Two wedges each of mass 600 g are placed next to each other on a rough horizontal surface. The coefficient of static friction between the wedges and the surface is 0.4. A cube of mass 'M' is balanced on the wedges as shown in the figue.

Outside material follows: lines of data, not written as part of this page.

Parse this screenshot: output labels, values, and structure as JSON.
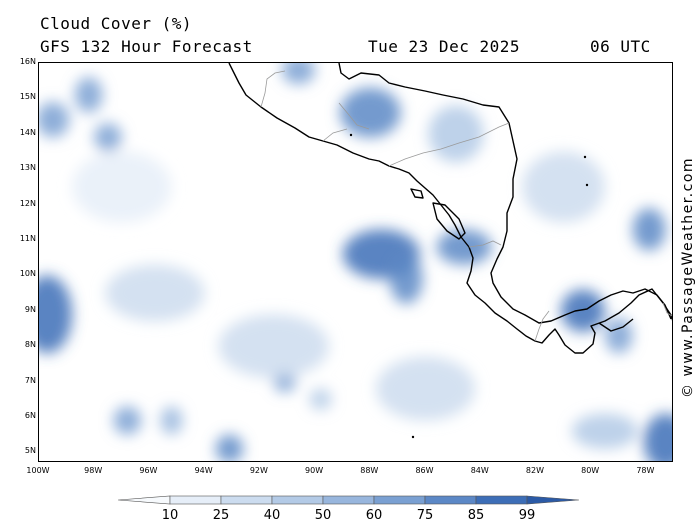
{
  "header": {
    "title": "Cloud Cover (%)",
    "subtitle": "GFS 132 Hour Forecast",
    "date": "Tue 23 Dec 2025",
    "utc": "06 UTC"
  },
  "credit": "© www.PassageWeather.com",
  "map": {
    "lon_range": [
      -100,
      -77
    ],
    "lat_range": [
      4.7,
      16
    ],
    "lat_labels": [
      "16N",
      "15N",
      "14N",
      "13N",
      "12N",
      "11N",
      "10N",
      "9N",
      "8N",
      "7N",
      "6N",
      "5N"
    ],
    "lon_labels": [
      "100W",
      "98W",
      "96W",
      "94W",
      "92W",
      "90W",
      "88W",
      "86W",
      "84W",
      "82W",
      "80W",
      "78W"
    ],
    "cloud_cells": [
      {
        "lon": -99.7,
        "lat": 8.9,
        "rx": 0.9,
        "ry": 1.1,
        "level": 85
      },
      {
        "lon": -99.5,
        "lat": 14.4,
        "rx": 0.6,
        "ry": 0.5,
        "level": 60
      },
      {
        "lon": -98.2,
        "lat": 15.1,
        "rx": 0.5,
        "ry": 0.5,
        "level": 60
      },
      {
        "lon": -97.5,
        "lat": 13.9,
        "rx": 0.5,
        "ry": 0.4,
        "level": 60
      },
      {
        "lon": -96.8,
        "lat": 5.9,
        "rx": 0.5,
        "ry": 0.4,
        "level": 60
      },
      {
        "lon": -95.2,
        "lat": 5.9,
        "rx": 0.4,
        "ry": 0.4,
        "level": 50
      },
      {
        "lon": -93.1,
        "lat": 5.1,
        "rx": 0.5,
        "ry": 0.4,
        "level": 75
      },
      {
        "lon": -91.1,
        "lat": 7.0,
        "rx": 0.4,
        "ry": 0.3,
        "level": 60
      },
      {
        "lon": -89.8,
        "lat": 6.5,
        "rx": 0.4,
        "ry": 0.3,
        "level": 40
      },
      {
        "lon": -90.6,
        "lat": 15.8,
        "rx": 0.6,
        "ry": 0.4,
        "level": 60
      },
      {
        "lon": -88.0,
        "lat": 14.6,
        "rx": 1.1,
        "ry": 0.7,
        "level": 75
      },
      {
        "lon": -87.6,
        "lat": 10.6,
        "rx": 1.4,
        "ry": 0.7,
        "level": 85
      },
      {
        "lon": -86.7,
        "lat": 9.9,
        "rx": 0.6,
        "ry": 0.7,
        "level": 75
      },
      {
        "lon": -84.6,
        "lat": 10.8,
        "rx": 1.0,
        "ry": 0.5,
        "level": 75
      },
      {
        "lon": -84.9,
        "lat": 14.0,
        "rx": 1.0,
        "ry": 0.8,
        "level": 40
      },
      {
        "lon": -80.3,
        "lat": 9.0,
        "rx": 0.8,
        "ry": 0.6,
        "level": 85
      },
      {
        "lon": -79.0,
        "lat": 8.3,
        "rx": 0.5,
        "ry": 0.5,
        "level": 60
      },
      {
        "lon": -77.9,
        "lat": 11.3,
        "rx": 0.6,
        "ry": 0.6,
        "level": 75
      },
      {
        "lon": -77.3,
        "lat": 5.3,
        "rx": 0.8,
        "ry": 0.8,
        "level": 85
      },
      {
        "lon": -79.5,
        "lat": 5.6,
        "rx": 1.2,
        "ry": 0.5,
        "level": 40
      },
      {
        "lon": -95.8,
        "lat": 9.5,
        "rx": 1.8,
        "ry": 0.8,
        "level": 25
      },
      {
        "lon": -91.5,
        "lat": 8.0,
        "rx": 2.0,
        "ry": 0.9,
        "level": 25
      },
      {
        "lon": -86.0,
        "lat": 6.8,
        "rx": 1.8,
        "ry": 0.9,
        "level": 25
      },
      {
        "lon": -81.0,
        "lat": 12.5,
        "rx": 1.5,
        "ry": 1.0,
        "level": 25
      },
      {
        "lon": -97.0,
        "lat": 12.5,
        "rx": 1.8,
        "ry": 1.0,
        "level": 15
      }
    ]
  },
  "colorbar": {
    "labels": [
      "10",
      "25",
      "40",
      "50",
      "60",
      "75",
      "85",
      "99"
    ],
    "colors": [
      "#f7fafd",
      "#e6eef8",
      "#ccdcef",
      "#b3cae6",
      "#98b6dd",
      "#7aa0d2",
      "#5c88c6",
      "#3d6eb7",
      "#2b5aa6"
    ]
  },
  "colors": {
    "land_line": "#000000",
    "border_line": "#9a9a9a"
  }
}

If there is no friction between the cube and wedges, the largest mass 'M' of the cube that can be balanced without motion of the wedges is ______ kg.

The normal reactions from the wedges must balance the weight of the block in order to keep the system at equilibrium.

$2\mathrm{N} \cos {45}^{\mathrm{o}}=\mathrm{Mg} \Rightarrow \sqrt{2} \mathrm{N}=\mathrm{Mg} (\mathrm{since}, \mathrm{\theta }={45}^{\mathrm{o}})$

the horizontal component of the normal reaction is given by $\mathrm{N} \sin {45}^{\mathrm{o}}=\frac{\mathrm{Mg}}{\sqrt{2}}.\frac{1}{\sqrt{2}}=\frac{\mathrm{Mg}}{2}$...(i)

And the horizontal component of the normal reaction is balanced by the frictional force offered by the wedge.

$\mathrm{f}=\mathrm{\mu }(\mathrm{Ncos\theta }+\mathrm{mg})$

$\mathrm{f}=\mathrm{\mu }\left(\frac{\mathrm{Mg}}{\sqrt{2}}\times \frac{1}{\sqrt{2}}+\mathrm{mg}\right)=\mathrm{\mu g}\left(\frac{\mathrm{M}}{2}+\mathrm{m}\right)$....(ii)

from (i) and (ii)

$\frac{\mathrm{\mu Mg}}{2}+\mathrm{\mu mg}=\frac{\mathrm{Mg}}{2}$

$\mathrm{M}=\frac{2\mathrm{\mu m}}{(1-\mathrm{\mu })}$

On putting the values,

$\mathrm{M}=\frac{2\times 0.4\times 600}{(1-0.4)}=800 \mathrm{g} = 0.8 \mathrm{kg}$